After Backlash, Lawmakers Introduce Amendment To Senate Infrastructure Bill’s Crypto Tax

 Senators clarified a provision in the Infrastructure Investment and Jobs Act that would have severely tightened cryptocurrency regulations — a move that had drawn the ire of lawmakers, entrepreneurs, and others concerned about the statute’s effects on the emerging sector.

As The Daily Wire reported last week, a provision of the 2,700-page, $1.2 trillion package would have amended the Internal Revenue Code by introducing a “return requirement for certain transfers of digital assets not otherwise subject to reporting.” The clause defined “digital asset” as “any digital representation of value which is recorded on a cryptographically secured distributed ledger or any similar technology.”

The new amendment — drafted on Monday by Sen. Pat Toomey (R-PA) and Sen. Cynthia Loomis (R-WY), and co-sponsored by Sen. Mark Warner (D-VA), and Sen. Rob Portman (R-OH) — would change the definition of “broker” so that software developers and transaction validators would not be subject to the new requirements.

statement from the lawmakers explains:

There’s broad agreement that digital asset exchanges behaving as brokers should be required to report transactions just like other kinds of brokers already do. There is also concern that tax evasion and non-compliance are becoming significant issues surrounding cryptocurrencies and digital assets. Some have expressed confusion concerning the underlying text of the infrastructure bill, suggesting it would result in the application of reporting requirements far too broadly and ensnare individuals, developers, and other elements of this ecosystem that could not comply with a reporting mandate.
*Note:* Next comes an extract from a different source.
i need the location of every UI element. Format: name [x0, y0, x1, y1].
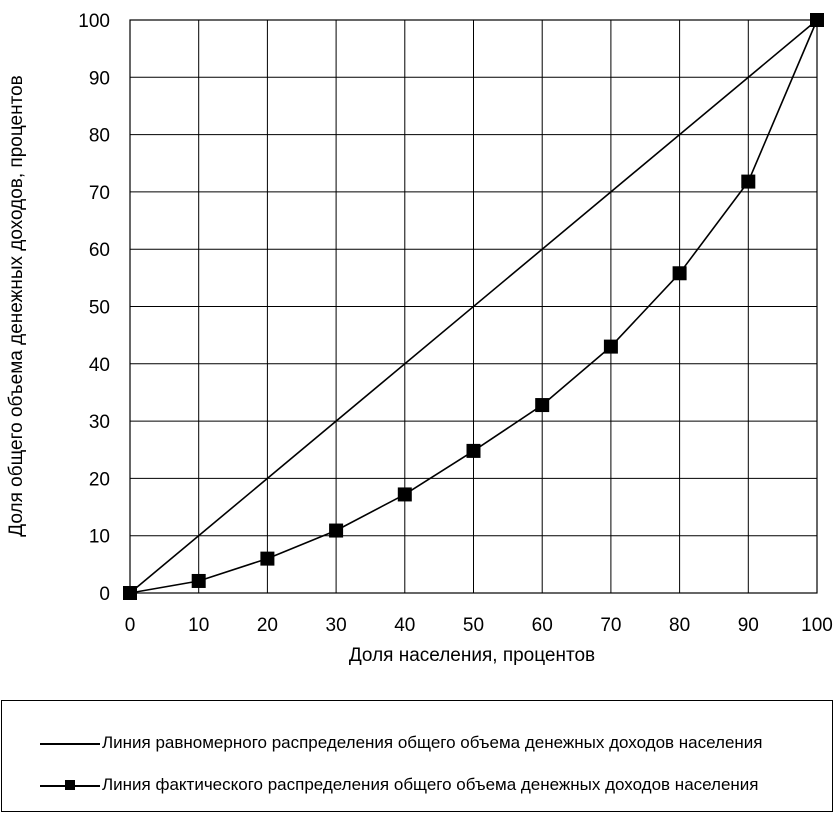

While we each would have drafted this solution differently, we all agree it’s important to ensure that these obligations are properly crafted to apply only to entities that are regularly effectuating transactions of digital assets in exchange for consideration. 

 Many were initially worried that the provision would have quashed the use of cryptocurrencies — such as bitcoin, ethereum, and dogecoin — in the United States.

“There are a few key moments that define our future,” Coinbase CEO Brian Armstrong remarked on Twitter. “One is happening now in the Senate w/ the infrastructure bill. At the 11th hour @MarkWarner has proposed an amendment that would decide which foundational technologies are OK and which are not in crypto. This is disastrous.”

“If the U.S. fails to embrace the innovation happening in crypto, it risks becoming a financial backwater, missing out on one of the fastest-growing sectors of the economy,” he argued. “Imagine if we had missed out on the internet, and the largest internet companies had been built overseas.”

“This debate in the Senate started because the govt sees the growing crypto industry as a source of tax revenue. We agree everyone must pay their taxes. There is no debate on this topic. But destroying some of the most exciting innovations in the process is unconscionable.”

“The Senate is on the verge of passing legislation that would be TERRIBLE for cryptocurrency,” added Sen. Ted Cruz (R-TX). 

“The infrastructure deal contains DANGEROUS provisions that would devastate crypto and blockchain innovation. Supporters of crypto need to make their voices heard.”

The Biden administration supported the original text of the provision, claiming that it would “strengthen tax compliance in this emerging area of finance and ensure that high-income taxpayers are contributing what they owe under the law.”